Figure 8. Myself still dizzy at the emergency area of Lerdsin Hospital in Bangkok, Thailand.
(Photo © Michael D Pido)

Reflecting back, this bizarre experience reminds me of the most popular TV episode, The Game of Thrones. The scene was about Arya Stark of Winterfell (second daughter of Lord Eddard Stark and his wife, Lady Catelyn Stark) and her dancing master (sword instructor) from Bravos. I shall paraphrase that conversation while they were practicing sword fighting. The dancing master told Arya that there is only one true God – and that is, the ‘God of Death’. He elaborated that when the ‘God of Death’ comes to you, or comes knocking at your door, you tell or bargain with him with these words: “Not today.”

Lesson learned: life is indeed so fragile. You can expire anytime, without even a moment’s notice. Bottom-line: it was not yet my time. If it was indeed the ‘God of Death’ (alternatively referred in the Christian literature as ‘Angel of Death’) who ran the movie/film of my life story, then I had successfully bargained with him not to take me out on that particular day.

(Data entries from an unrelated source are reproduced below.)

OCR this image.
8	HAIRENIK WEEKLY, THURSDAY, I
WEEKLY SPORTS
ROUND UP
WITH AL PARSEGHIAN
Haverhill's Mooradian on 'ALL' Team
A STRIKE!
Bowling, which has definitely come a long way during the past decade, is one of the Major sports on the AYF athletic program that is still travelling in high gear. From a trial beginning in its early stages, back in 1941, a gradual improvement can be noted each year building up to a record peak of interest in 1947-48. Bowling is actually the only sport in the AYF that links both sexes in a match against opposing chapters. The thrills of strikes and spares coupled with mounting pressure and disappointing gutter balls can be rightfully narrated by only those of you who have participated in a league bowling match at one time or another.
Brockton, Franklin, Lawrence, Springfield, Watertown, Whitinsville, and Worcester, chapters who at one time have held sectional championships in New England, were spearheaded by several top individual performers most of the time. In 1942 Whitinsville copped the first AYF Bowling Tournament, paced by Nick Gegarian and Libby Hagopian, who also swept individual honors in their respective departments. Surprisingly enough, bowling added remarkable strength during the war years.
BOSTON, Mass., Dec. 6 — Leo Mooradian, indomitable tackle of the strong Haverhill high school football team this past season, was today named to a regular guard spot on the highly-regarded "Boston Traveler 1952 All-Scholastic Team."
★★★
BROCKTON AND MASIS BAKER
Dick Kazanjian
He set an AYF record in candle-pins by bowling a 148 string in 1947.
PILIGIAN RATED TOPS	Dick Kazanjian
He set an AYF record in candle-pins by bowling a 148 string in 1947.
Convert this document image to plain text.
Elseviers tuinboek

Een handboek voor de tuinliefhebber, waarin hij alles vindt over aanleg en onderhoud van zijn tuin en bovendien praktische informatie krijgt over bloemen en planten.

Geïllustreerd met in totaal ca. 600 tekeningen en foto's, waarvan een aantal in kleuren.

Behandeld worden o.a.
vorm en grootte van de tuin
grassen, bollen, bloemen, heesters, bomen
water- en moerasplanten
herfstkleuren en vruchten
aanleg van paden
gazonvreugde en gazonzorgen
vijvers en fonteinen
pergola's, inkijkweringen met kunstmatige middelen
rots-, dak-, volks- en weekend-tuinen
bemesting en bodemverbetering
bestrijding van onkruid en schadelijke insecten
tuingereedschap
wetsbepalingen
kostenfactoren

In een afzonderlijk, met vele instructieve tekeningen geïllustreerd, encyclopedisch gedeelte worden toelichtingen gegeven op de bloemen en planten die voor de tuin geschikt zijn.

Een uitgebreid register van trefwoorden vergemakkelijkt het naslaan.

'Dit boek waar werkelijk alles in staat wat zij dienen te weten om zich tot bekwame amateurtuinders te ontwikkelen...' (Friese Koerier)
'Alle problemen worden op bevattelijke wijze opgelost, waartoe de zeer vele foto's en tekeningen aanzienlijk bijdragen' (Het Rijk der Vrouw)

More than anything else, I was reminded of my feeble mortality. And I was given a second lease – and likewise provided a grim reminder that I must enjoy my waking moments to the fullest as you never know when your time is up.

Post script:

Two days later, we flew back to Manila, Philippines. Upon arrival, we (together with my wife) went to the University of the East Ramon Magsaysay hospital to see my cardiologist. (His name is Dr. Rodney Jimenez, a heart specialist who happened to be a brother in an academic organization from the university where we both graduated from.) After he examined me and took my vital signs, I narrated to him what happened (less my bizarre experience that I thought was not essential) as clinically as I could: the pains and related medical symptoms. After our conversation, I thought that he would simply advise me to go home and take an extended rest.

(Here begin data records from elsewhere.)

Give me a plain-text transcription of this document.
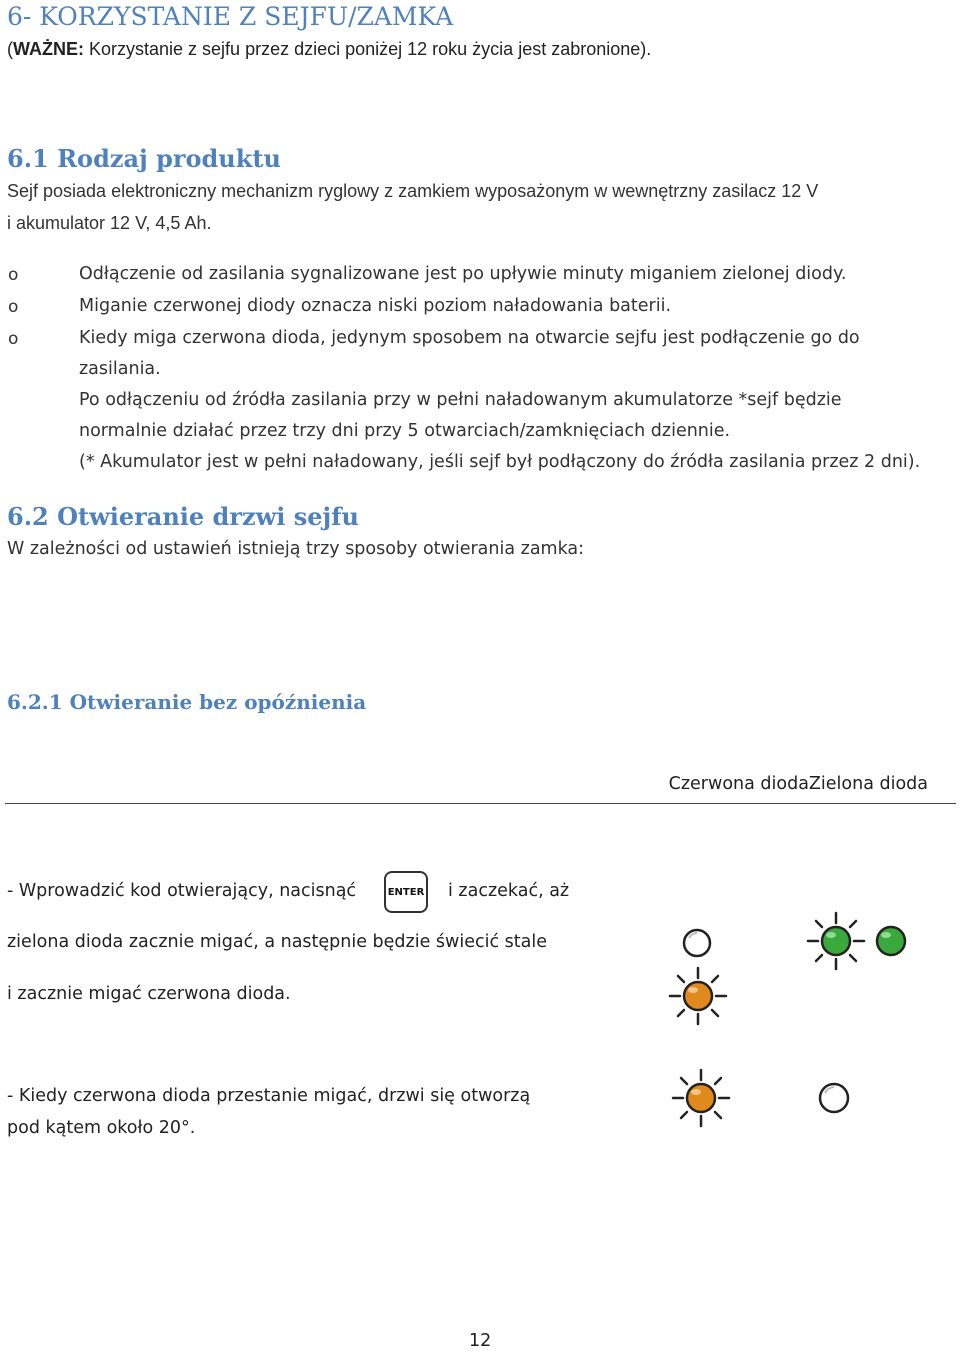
6- KORZYSTANIE Z SEJFU/ZAMKA
(WAŻNE: Korzystanie z sejfu przez dzieci poniżej 12 roku życia jest zabronione).
6.1 Rodzaj produktu
Sejf posiada elektroniczny mechanizm ryglowy z zamkiem wyposażonym w wewnętrzny zasilacz 12 V
i akumulator 12 V, 4,5 Ah.
o	Odłączenie od zasilania sygnalizowane jest po upływie minuty miganiem zielonej diody.
o	Miganie czerwonej diody oznacza niski poziom naładowania baterii.
o	Kiedy miga czerwona dioda, jedynym sposobem na otwarcie sejfu jest podłączenie go do
zasilania.
Po odłączeniu od źródła zasilania przy w pełni naładowanym akumulatorze *sejf będzie
normalnie działać przez trzy dni przy 5 otwarciach/zamknięciach dziennie.
(* Akumulator jest w pełni naładowany, jeśli sejf był podłączony do źródła zasilania przez 2 dni).
6.2 Otwieranie drzwi sejfu
W zależności od ustawień istnieją trzy sposoby otwierania zamka:
6.2.1 Otwieranie bez opóźnienia
Czerwona diodaZielona dioda
- Wprowadzić kod otwierający, nacisnąć	ENTER i zaczekać, aż
zielona dioda zacznie migać, a następnie będzie świecić stale
i zacznie migać czerwona dioda.
- Kiedy czerwona dioda przestanie migać, drzwi się otworzą
pod kątem około 20°.
12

Medically, though, his judgement was different about my case. Rodney said that I needed to be confined immediately. He added that I have to take on some critical medicines (to be added to a dextrose) to be administered in an intra venous (IV) that will require several hours to finish. Before I could react, my wife gave me a cold, deadly stare. Meaning: don’t argue and just follow the doctor’s directive. As a subservient husband, I simply followed.

Rodney brought me to the emergency room (which was adjacent to his clinic). There, he asked me to lie down on the hospital bed. With the assistance of two intern doctors, they prepared the medicines and incorporate them in a dextrose set-up. After which, a long IV needle was inserted in my left hand’s vein.  (Ouch! I have a phobia with needles and blood.) Unfortunately, the medical intern’s first insertion did not properly hit my vein. Thus, the needle was re-inserted. More Ouch!!!

With nothing more to do, I simply watched the IV fluid as it dripped through the dextrose tube (Figure 9). The rhythmic dripping made me fall asleep: rather soundly. I didn’t recall having any dream at all. But this time, I was absolutely sure that the ‘God of Death’ did not bother me at all. Perhaps, He was too busy attending to the other clients on his master list. 

Figure 9. Personification of myself while reclining at the hospital bed with IV gadgets in Manila, Philippines.